Le processus d’adhésion de la Suède à l’OTAN aurait dû être l’adhésion la plus facile de l’histoire de l’alliance – le président turc Recep Tayyip Erdoğan a alors décidé de jouer dur, mêlant les craintes légitimes concernant le terrorisme à la politique électorale opportuniste.

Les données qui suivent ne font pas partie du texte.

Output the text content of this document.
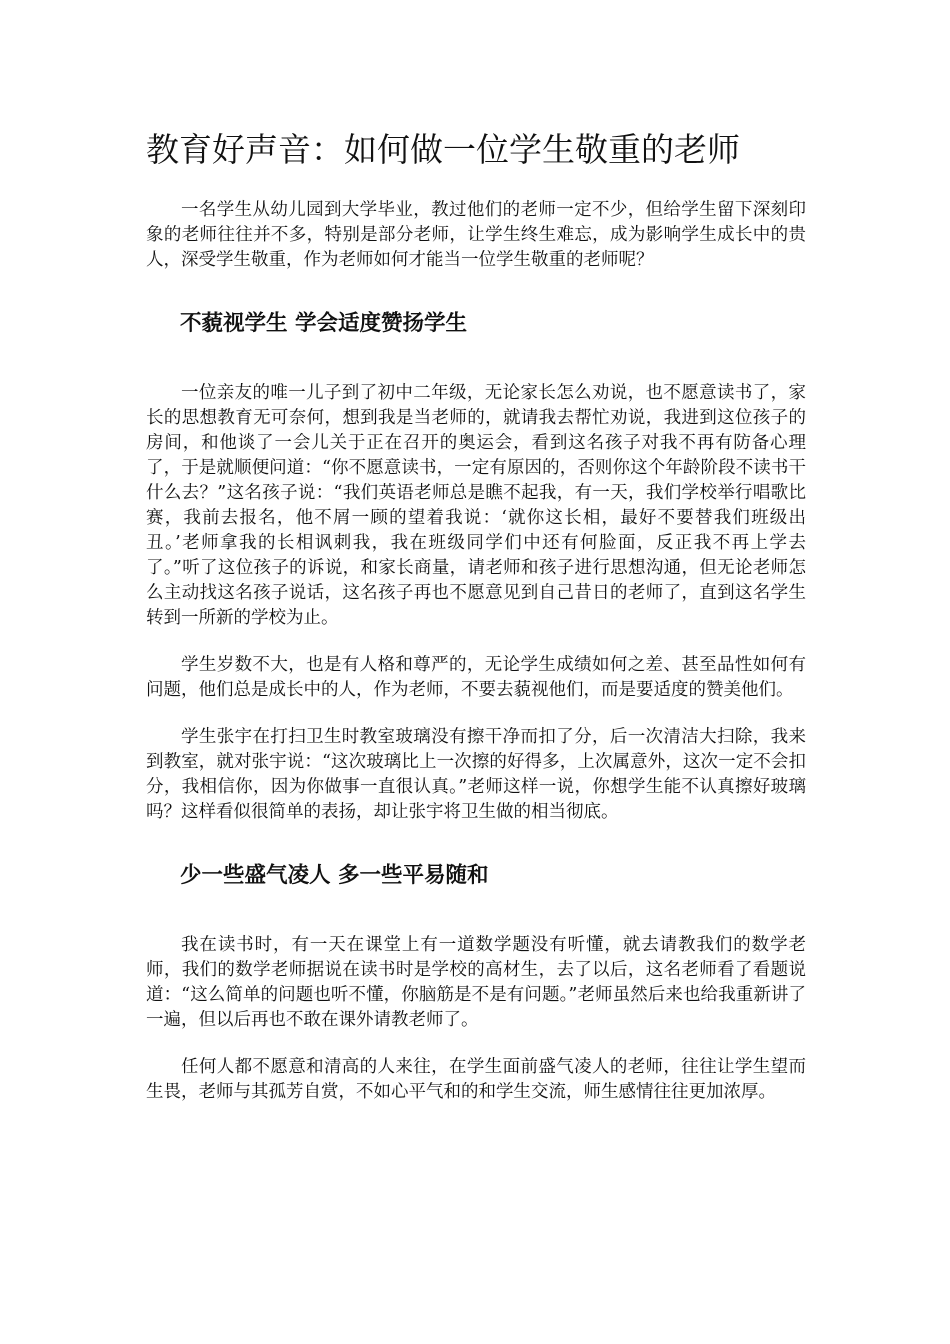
教育好声音：如何做一位学生敬重的老师

一名学生从幼儿园到大学毕业，教过他们的老师一定不少，但给学生留下深刻印象的老师往往并不多，特别是部分老师，让学生终生难忘，成为影响学生成长中的贵人，深受学生敬重，作为老师如何才能当一位学生敬重的老师呢？

不藐视学生 学会适度赞扬学生

一位亲友的唯一儿子到了初中二年级，无论家长怎么劝说，也不愿意读书了，家长的思想教育无可奈何，想到我是当老师的，就请我去帮忙劝说，我进到这位孩子的房间，和他谈了一会儿关于正在召开的奥运会，看到这名孩子对我不再有防备心理了，于是就顺便问道：“你不愿意读书，一定有原因的，否则你这个年龄阶段不读书干什么去？”这名孩子说：“我们英语老师总是瞧不起我，有一天，我们学校举行唱歌比赛，我前去报名，他不屑一顾的望着我说：‘就你这长相，最好不要替我们班级出丑。’老师拿我的长相讽刺我，我在班级同学们中还有何脸面，反正我不再上学去了。”听了这位孩子的诉说，和家长商量，请老师和孩子进行思想沟通，但无论老师怎么主动找这名孩子说话，这名孩子再也不愿意见到自己昔日的老师了，直到这名学生转到一所新的学校为止。

学生岁数不大，也是有人格和尊严的，无论学生成绩如何之差、甚至品性如何有问题，他们总是成长中的人，作为老师，不要去藐视他们，而是要适度的赞美他们。

学生张宇在打扫卫生时教室玻璃没有擦干净而扣了分，后一次清洁大扫除，我来到教室，就对张宇说：“这次玻璃比上一次擦的好得多，上次属意外，这次一定不会扣分，我相信你，因为你做事一直很认真。”老师这样一说，你想学生能不认真擦好玻璃吗？这样看似很简单的表扬，却让张宇将卫生做的相当彻底。

少一些盛气凌人 多一些平易随和

我在读书时，有一天在课堂上有一道数学题没有听懂，就去请教我们的数学老师，我们的数学老师据说在读书时是学校的高材生，去了以后，这名老师看了看题说道：“这么简单的问题也听不懂，你脑筋是不是有问题。”老师虽然后来也给我重新讲了一遍，但以后再也不敢在课外请教老师了。

任何人都不愿意和清高的人来往，在学生面前盛气凌人的老师，往往让学生望而生畏，老师与其孤芳自赏，不如心平气和的和学生交流，师生感情往往更加浓厚。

Malheureusement, divers militants en Suède, certains liés au Kremlin, ont alors décidé d’exploiter cette situation très difficile, et en aggravant Erdoğan et la Turquie, ils ont maintenant contribué à faire passer l’adhésion du pays à l’OTAN de pratiquement garantie à une adhésion qui est maintenant gravement menacée – et d’autres les pays devraient apprendre de ce gâchis.

Lorsque les dirigeants de l’OTAN se sont réunis pour leur sommet de Madrid en juillet dernier, il y avait un bourdonnement dans l’air : les pays alliés attendaient avec impatience d’accueillir deux nouveaux membres – et de le faire en quelques mois plutôt qu’en quelques années. Il était certain qu’ils approuveraient et ratifieraient rapidement les demandes d’adhésion de la Suède et de la Finlande – deux pays qui étaient déjà des partenaires extrêmement proches de l’OTAN et apporteraient également des moyens militaires importants à l’alliance.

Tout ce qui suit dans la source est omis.